J5.1 Projections of a Wetter Sahel in the 21st Century from Global and Regional Models

Thursday, 10 January 2013: 8:30 AM
Room 10B (Austin Convention Center)
Edward K. Vizy, University of Texas, Austin, TX; and K. H. Cook

Confident regional-scale climate change predictions for Africa are needed to support adaptation planning. State-of-the-art regional climate model simulations at 90-km and 30-km resolution are run and analyzed along with output from CMIP5 AOGCMs to predict how the West African and Sahel summer surface temperature, precipitation, and surface moisture are likely to change at mid- and late-century due to increased atmospheric CO2 concentrations under the RCP 8.5 emission scenario and evaluate confidence in such projections.

It is shown that the regional climate model can realistically simulate the current summer evolution of the West Africa monsoon climate including the onset and demise of the Sahel wet season, a necessary but not sufficient condition for confident prediction.
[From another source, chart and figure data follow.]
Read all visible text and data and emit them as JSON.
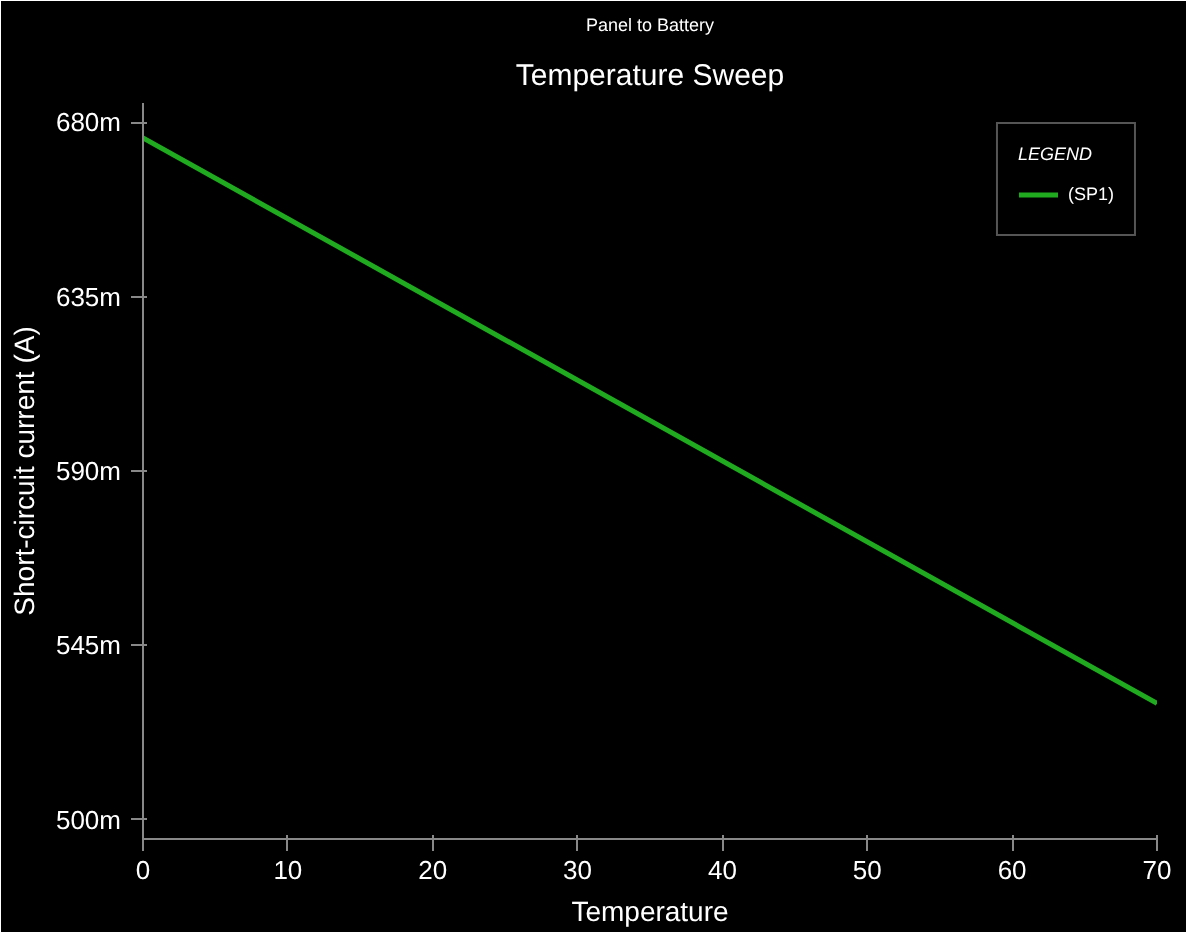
{
  "chart_data": {
    "type": "line",
    "title": "Temperature Sweep",
    "subtitle": "Panel to Battery",
    "xlabel": "Temperature",
    "ylabel": "Short-circuit current (A)",
    "x": [
      0,
      70
    ],
    "series": [
      {
        "name": "(SP1)",
        "color": "#1faa1f",
        "values": [
          676,
          530
        ]
      }
    ],
    "xlim": [
      0,
      70
    ],
    "xticks": [
      0,
      10,
      20,
      30,
      40,
      50,
      60,
      70
    ],
    "ylim": [
      495,
      685
    ],
    "yticks": [
      {
        "value": 500,
        "label": "500m"
      },
      {
        "value": 545,
        "label": "545m"
      },
      {
        "value": 590,
        "label": "590m"
      },
      {
        "value": 635,
        "label": "635m"
      },
      {
        "value": 680,
        "label": "680m"
      }
    ],
    "legend": "top right",
    "legend_title": "LEGEND",
    "grid": false,
    "marker": "none",
    "line_style": "solid"
  }
}
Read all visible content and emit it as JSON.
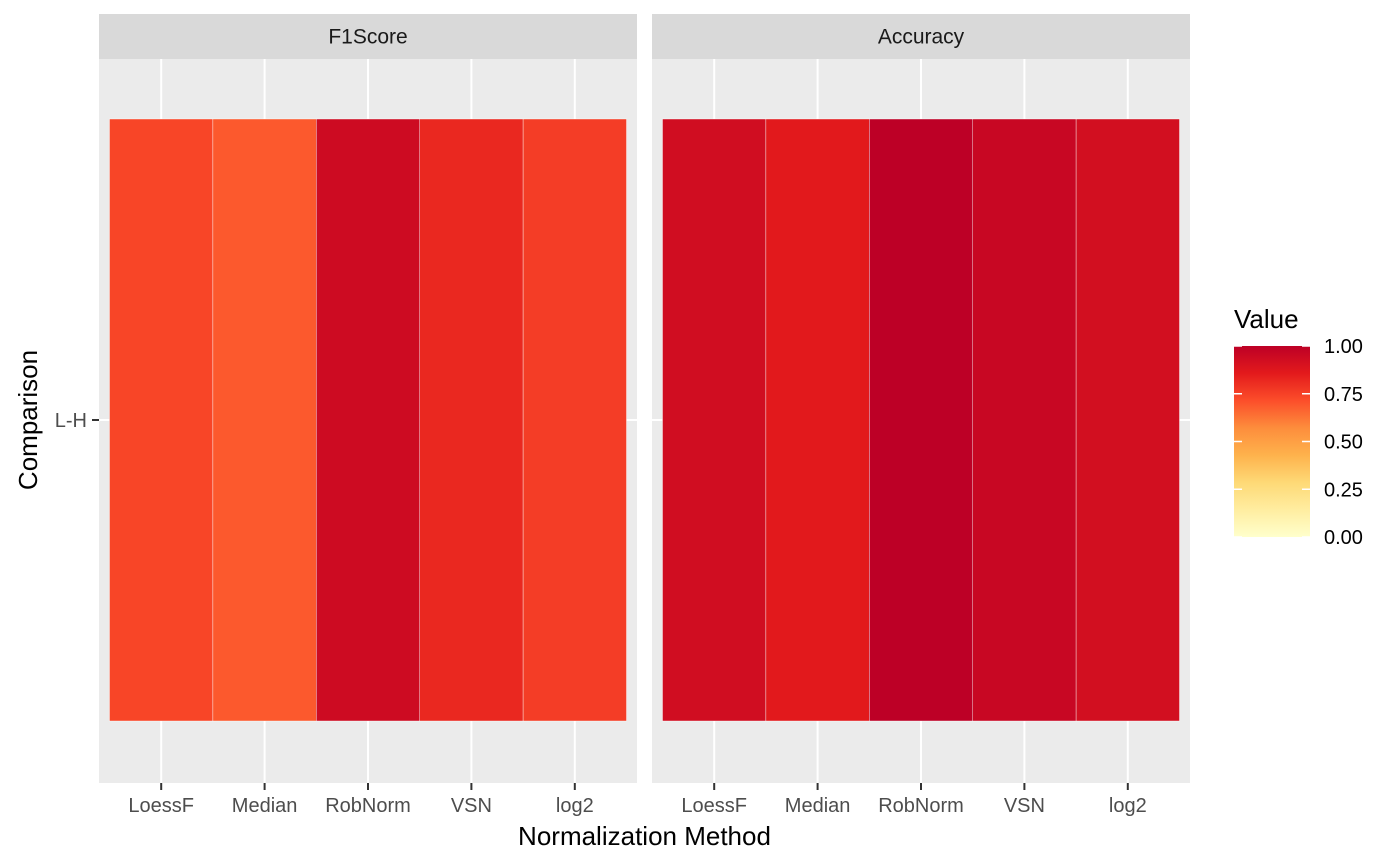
{
  "chart_data": {
    "type": "heatmap",
    "xlabel": "Normalization Method",
    "ylabel": "Comparison",
    "x_categories": [
      "LoessF",
      "Median",
      "RobNorm",
      "VSN",
      "log2"
    ],
    "y_categories": [
      "L-H"
    ],
    "facets": [
      {
        "title": "F1Score",
        "values": [
          0.74,
          0.69,
          0.94,
          0.82,
          0.76
        ]
      },
      {
        "title": "Accuracy",
        "values": [
          0.93,
          0.86,
          1.0,
          0.96,
          0.92
        ]
      }
    ],
    "legend": {
      "title": "Value",
      "range": [
        0,
        1
      ],
      "ticks": [
        "0.00",
        "0.25",
        "0.50",
        "0.75",
        "1.00"
      ],
      "tick_values": [
        0,
        0.25,
        0.5,
        0.75,
        1.0
      ],
      "placement": "right"
    },
    "colorscale": [
      "#FFFFCC",
      "#FFEDA0",
      "#FED976",
      "#FEB24C",
      "#FD8D3C",
      "#FC4E2A",
      "#E31A1C",
      "#BD0026"
    ],
    "panel_background": "#EBEBEB",
    "strip_background": "#D9D9D9",
    "grid": true
  }
}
RCM and AOGCM projections indicate the likelihood for increased surface air temperatures over this century, with Sahara and Sahel temperature increases of 2 – 3.5 K by mid-century, and 3 – 6 K by late-century. Summer rainfall and surface moisture are also projected to increase over most of the Sahel. This is primarily associated with an increase in rainfall intensity and not a lengthening of the wet season. Pinpointing exactly when the rainfall and surface moisture increase will first commence and by exactly what magnitude is less certain as these predictions appear to be model dependent. Models that simulate stronger warming over the Sahara are associated with larger and earlier rainfall increases over the Sahel due to an intensification low-level West African westerly jet, and vice versa.